We can see it in the timeline, there was needed, before anything else, an underlying, fundamental framework of general education for all no matter sex, creed, or character, before they could then apply the many layered social sciences. Mann making mandatory ‘universal education for all’ starting in Massachusetts in 1852, exactly fifty years before John D. Rockefeller’s General Education Board established the Prussian model across the United States.

Edward Everett, 15th Governor of Massachusetts when Mann was head of Massachusetts School Board. He was an expert in Roman Law, met with Wilhelm von Humboldt, the founder of the University of Berlin. The Humboltian Education Ideal is the Prussian education model borrowed into America. In 1817, Everett graduated Gottingen, becoming the first American to receive a PhD.

Karl Knies

Karl Knies is a founder of the German Historical School and author of the “most consequent methodological reflection in the German Historical School, Political Economy From the Viewpoint of Historical Method (1853).”

Knies taught at Freiburg in 1855 before moving to Heidelberg in 1865 to teach General Economic Theory, Public Finance, and Applied Economics and Economic Policy. 

Knies heavily influenced by Bruno Hildebrand, another founder of the Historical School, who also, as fits the pattern, founded the first Statistical Office in Bern and Thuringia, and the necessary concomitant, the Journal of Economics and Statistics. (4)

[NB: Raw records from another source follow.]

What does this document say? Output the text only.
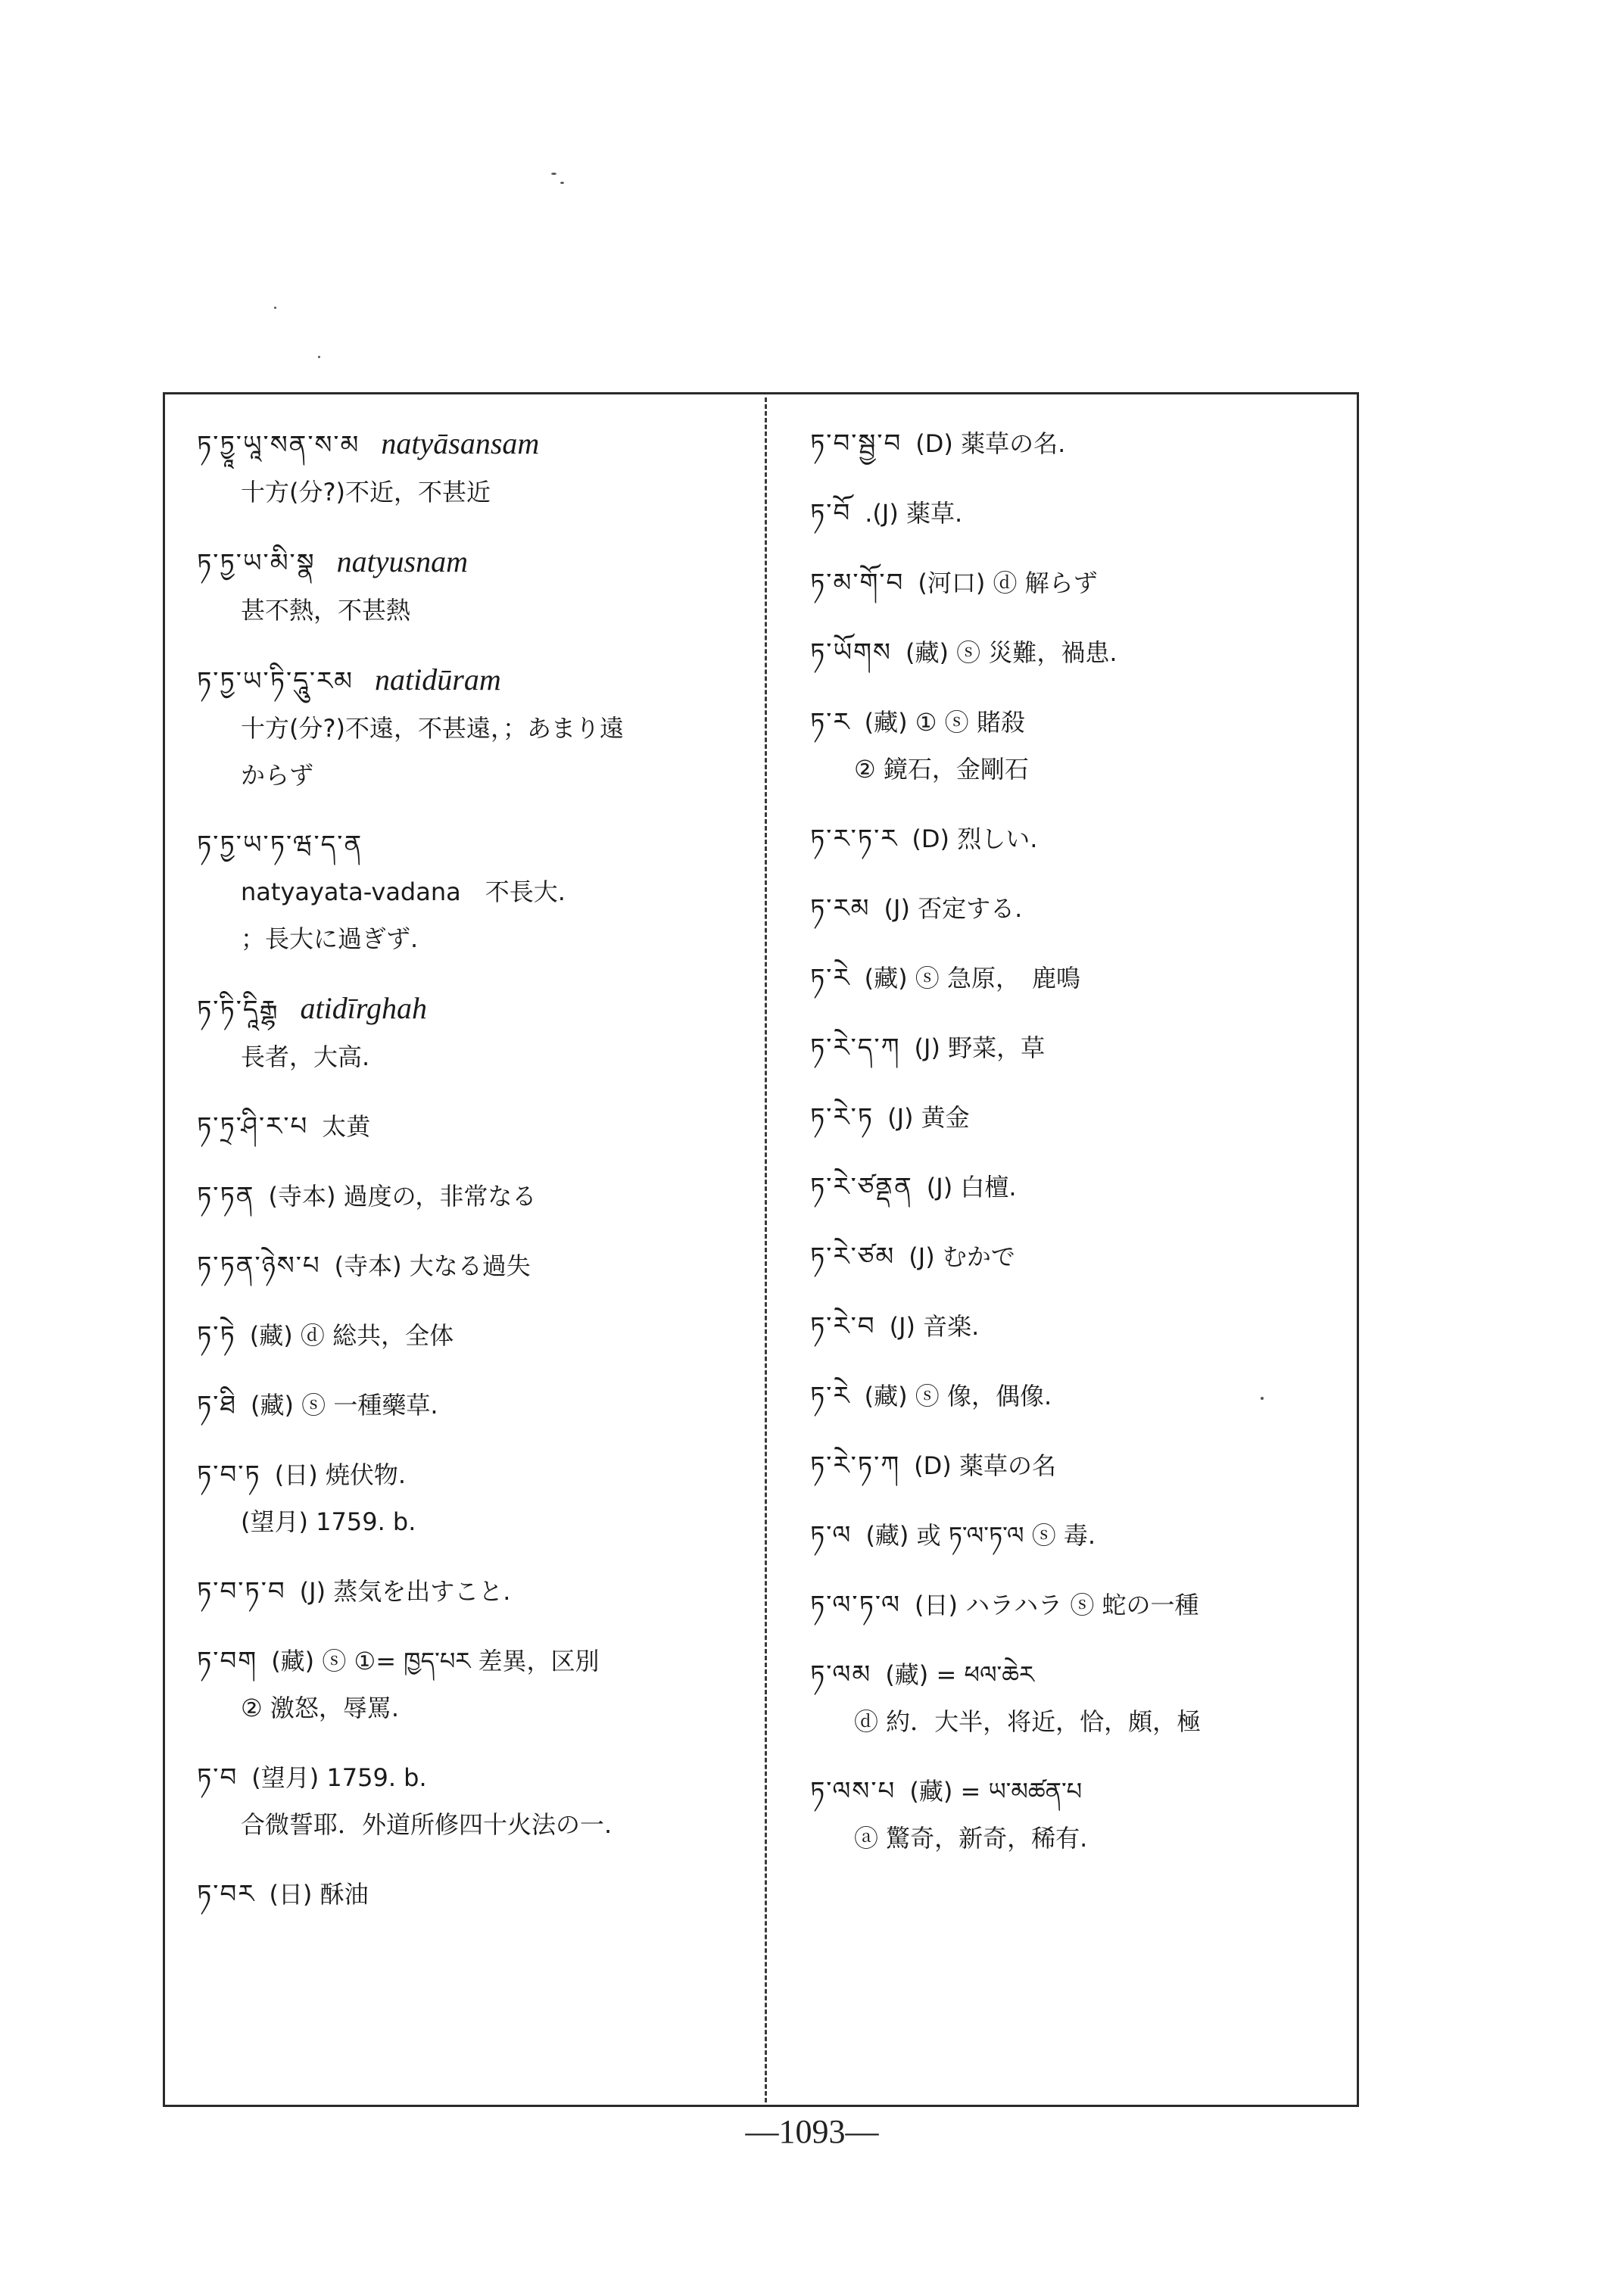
ཏ་ཏྱཱ་ཡཱ་སན་ས་མ natyāsansam
十方(分?)不近，不甚近
ཏ་ཏྱ་ཡ་མི་སྣ natyusnam
甚不熱，不甚熱
ཏ་ཏྱ་ཡ་ཏི་དཱུ་རམ natidūram
十方(分?)不遠，不甚遠，；あまり遠
からず
ཏ་ཏྱ་ཡ་ཏ་ཝ་ད་ན
natyayata-vadana　不長大.
；長大に過ぎず.
ཏ་ཏི་དཱིརྒྷ atidīrghah
長者，大高.
ཏ་ཏྲ་ཤི་ར་པ 太黄
ཏ་ཏན (寺本) 過度の，非常なる
ཏ་ཏན་ཉེས་པ (寺本) 大なる過失
ཏ་ཏེ (藏) ⓓ 総共，全体
ཏ་ཐི (藏) ⓢ 一種藥草.
ཏ་བ་ཏ (日) 焼伏物.
(望月) 1759. b.
ཏ་བ་ཏ་བ (J) 蒸気を出すこと.
ཏ་བག (藏) ⓢ ①= ཁྱད་པར 差異，区別
② 激怒，辱罵.
ཏ་བ (望月) 1759. b.
合微誓耶．外道所修四十火法の一.
ཏ་བར (日) 酥油
ཏ་བ་སྦྱ་བ (D) 薬草の名.
ཏ་བོ .(J) 薬草.
ཏ་མ་གོ་བ (河口) ⓓ 解らず
ཏ་ཡོགས (藏) ⓢ 災難，禍患.
ཏ་ར (藏) ① ⓢ 賭殺
② 鏡石，金剛石
ཏ་ར་ཏ་ར (D) 烈しい.
ཏ་རམ (J) 否定する.
ཏ་རེ (藏) ⓢ 急原，　鹿鳴
ཏ་རེ་ད་ཀ (J) 野菜，草
ཏ་རེ་ཏ (J) 黄金
ཏ་རེ་ཙནྡན (J) 白檀.
ཏ་རེ་ཙམ (J) むかで
ཏ་རེ་བ (J) 音楽.
ཏ་རེ (藏) ⓢ 像，偶像.
ཏ་རེ་ཏ་ཀ (D) 薬草の名
ཏ་ལ (藏) 或 ཏ་ལ་ཏ་ལ ⓢ 毒.
ཏ་ལ་ཏ་ལ (日) ハラハラ ⓢ 蛇の一種
ཏ་ལམ (藏) = ཕལ་ཆེར
ⓓ 約．大半，将近，恰，頗，極
ཏ་ལས་པ (藏) = ཡ་མཚན་པ
ⓐ 驚奇，新奇，稀有.
—1093—
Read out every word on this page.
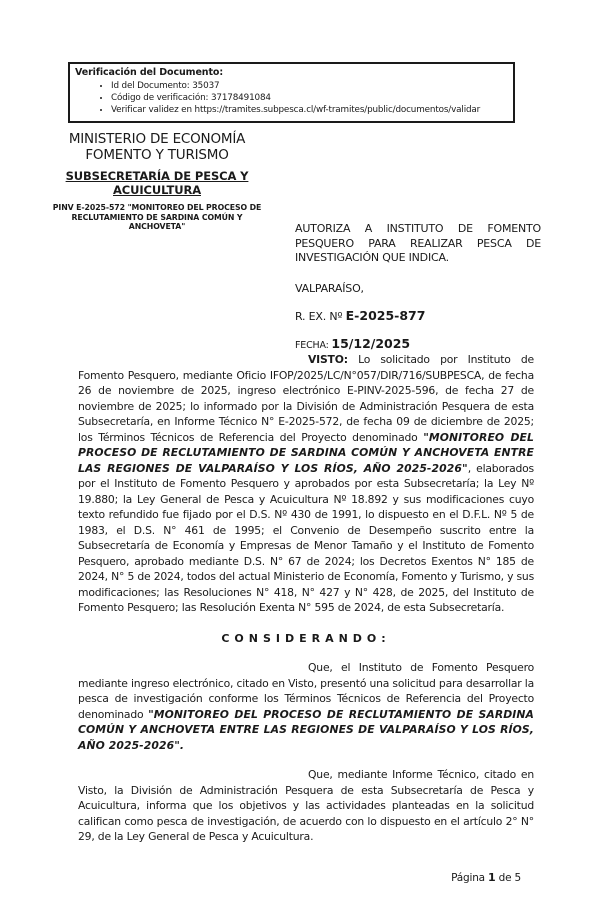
Verificación del Documento:
• Id del Documento: 35037
• Código de verificación: 37178491084
• Verificar validez en https://tramites.subpesca.cl/wf-tramites/public/documentos/validar
MINISTERIO DE ECONOMÍA
FOMENTO Y TURISMO
SUBSECRETARÍA DE PESCA Y ACUICULTURA
PINV E-2025-572 "MONITOREO DEL PROCESO DE RECLUTAMIENTO DE SARDINA COMÚN Y ANCHOVETA"	AUTORIZA A INSTITUTO DE FOMENTO PESQUERO PARA REALIZAR PESCA DE INVESTIGACIÓN QUE INDICA.

VALPARAÍSO,

R. EX. Nº E-2025-877

FECHA: 15/12/2025

VISTO: Lo solicitado por Instituto de Fomento Pesquero, mediante Oficio IFOP/2025/LC/N°057/DIR/716/SUBPESCA, de fecha 26 de noviembre de 2025, ingreso electrónico E-PINV-2025-596, de fecha 27 de noviembre de 2025; lo informado por la División de Administración Pesquera de esta Subsecretaría, en Informe Técnico N° E-2025-572, de fecha 09 de diciembre de 2025; los Términos Técnicos de Referencia del Proyecto denominado "MONITOREO DEL PROCESO DE RECLUTAMIENTO DE SARDINA COMÚN Y ANCHOVETA ENTRE LAS REGIONES DE VALPARAÍSO Y LOS RÍOS, AÑO 2025-2026", elaborados por el Instituto de Fomento Pesquero y aprobados por esta Subsecretaría; la Ley Nº 19.880; la Ley General de Pesca y Acuicultura Nº 18.892 y sus modificaciones cuyo texto refundido fue fijado por el D.S. Nº 430 de 1991, lo dispuesto en el D.F.L. Nº 5 de 1983, el D.S. N° 461 de 1995; el Convenio de Desempeño suscrito entre la Subsecretaría de Economía y Empresas de Menor Tamaño y el Instituto de Fomento Pesquero, aprobado mediante D.S. N° 67 de 2024; los Decretos Exentos N° 185 de 2024, N° 5 de 2024, todos del actual Ministerio de Economía, Fomento y Turismo, y sus modificaciones; las Resoluciones N° 418, N° 427 y N° 428, de 2025, del Instituto de Fomento Pesquero; las Resolución Exenta N° 595 de 2024, de esta Subsecretaría.

CONSIDERANDO:

Que, el Instituto de Fomento Pesquero mediante ingreso electrónico, citado en Visto, presentó una solicitud para desarrollar la pesca de investigación conforme los Términos Técnicos de Referencia del Proyecto denominado "MONITOREO DEL PROCESO DE RECLUTAMIENTO DE SARDINA COMÚN Y ANCHOVETA ENTRE LAS REGIONES DE VALPARAÍSO Y LOS RÍOS, AÑO 2025-2026".

Que, mediante Informe Técnico, citado en Visto, la División de Administración Pesquera de esta Subsecretaría de Pesca y Acuicultura, informa que los objetivos y las actividades planteadas en la solicitud califican como pesca de investigación, de acuerdo con lo dispuesto en el artículo 2° N° 29, de la Ley General de Pesca y Acuicultura.

Página 1 de 5
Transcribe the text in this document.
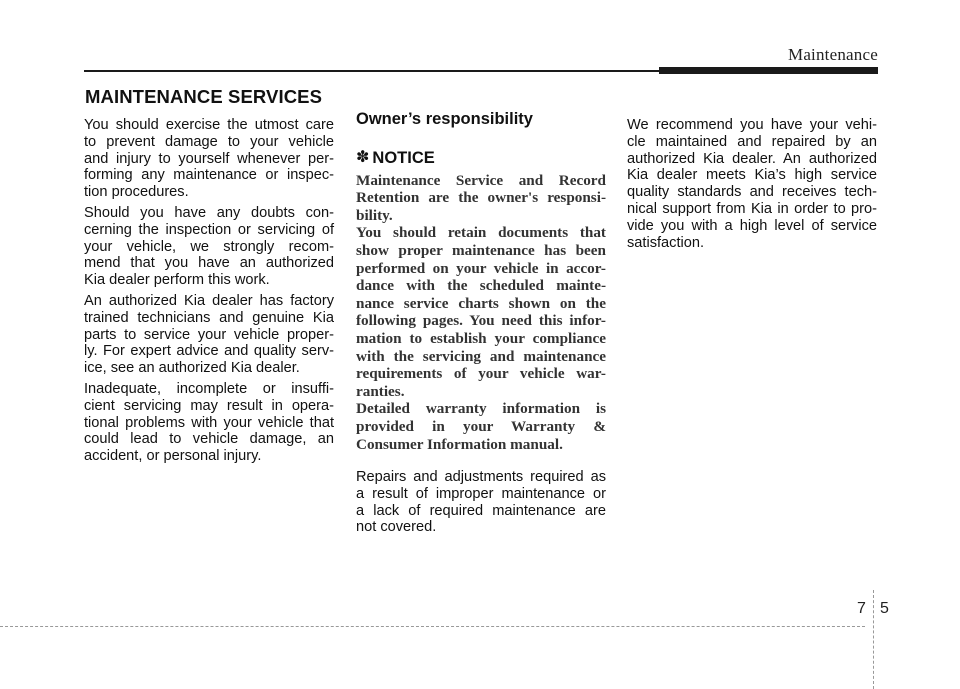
Maintenance
MAINTENANCE SERVICES

You should exercise the utmost care
to prevent damage to your vehicle
and injury to yourself whenever per-
forming any maintenance or inspec-
tion procedures.

Should you have any doubts con-
cerning the inspection or servicing of
your vehicle, we strongly recom-
mend that you have an authorized
Kia dealer perform this work.

An authorized Kia dealer has factory
trained technicians and genuine Kia
parts to service your vehicle proper-
ly. For expert advice and quality serv-
ice, see an authorized Kia dealer.

Inadequate, incomplete or insuffi-
cient servicing may result in opera-
tional problems with your vehicle that
could lead to vehicle damage, an
accident, or personal injury.

Owner’s responsibility
✽ NOTICE
Maintenance Service and Record
Retention are the owner's responsi-
bility.
You should retain documents that
show proper maintenance has been
performed on your vehicle in accor-
dance with the scheduled mainte-
nance service charts shown on the
following pages. You need this infor-
mation to establish your compliance
with the servicing and maintenance
requirements of your vehicle war-
ranties.
Detailed warranty information is
provided in your Warranty &
Consumer Information manual.

Repairs and adjustments required as
a result of improper maintenance or
a lack of required maintenance are
not covered.

We recommend you have your vehi-
cle maintained and repaired by an
authorized Kia dealer. An authorized
Kia dealer meets Kia’s high service
quality standards and receives tech-
nical support from Kia in order to pro-
vide you with a high level of service
satisfaction.

7 5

Johann Kaspar Bluntschli, along with Francis Leiber and Eduard Rene de Laboulaye codified the very first modern standards of international law and war. Bluntschli writing A General Theory of State in 1851. Bluntschli was a Freemason Master of Lodge Ruprecht zu den funf Rosen. Bluntchli also one of the founders of the Institute of International Law, today the organization is considered the most authoritative world academy of international law.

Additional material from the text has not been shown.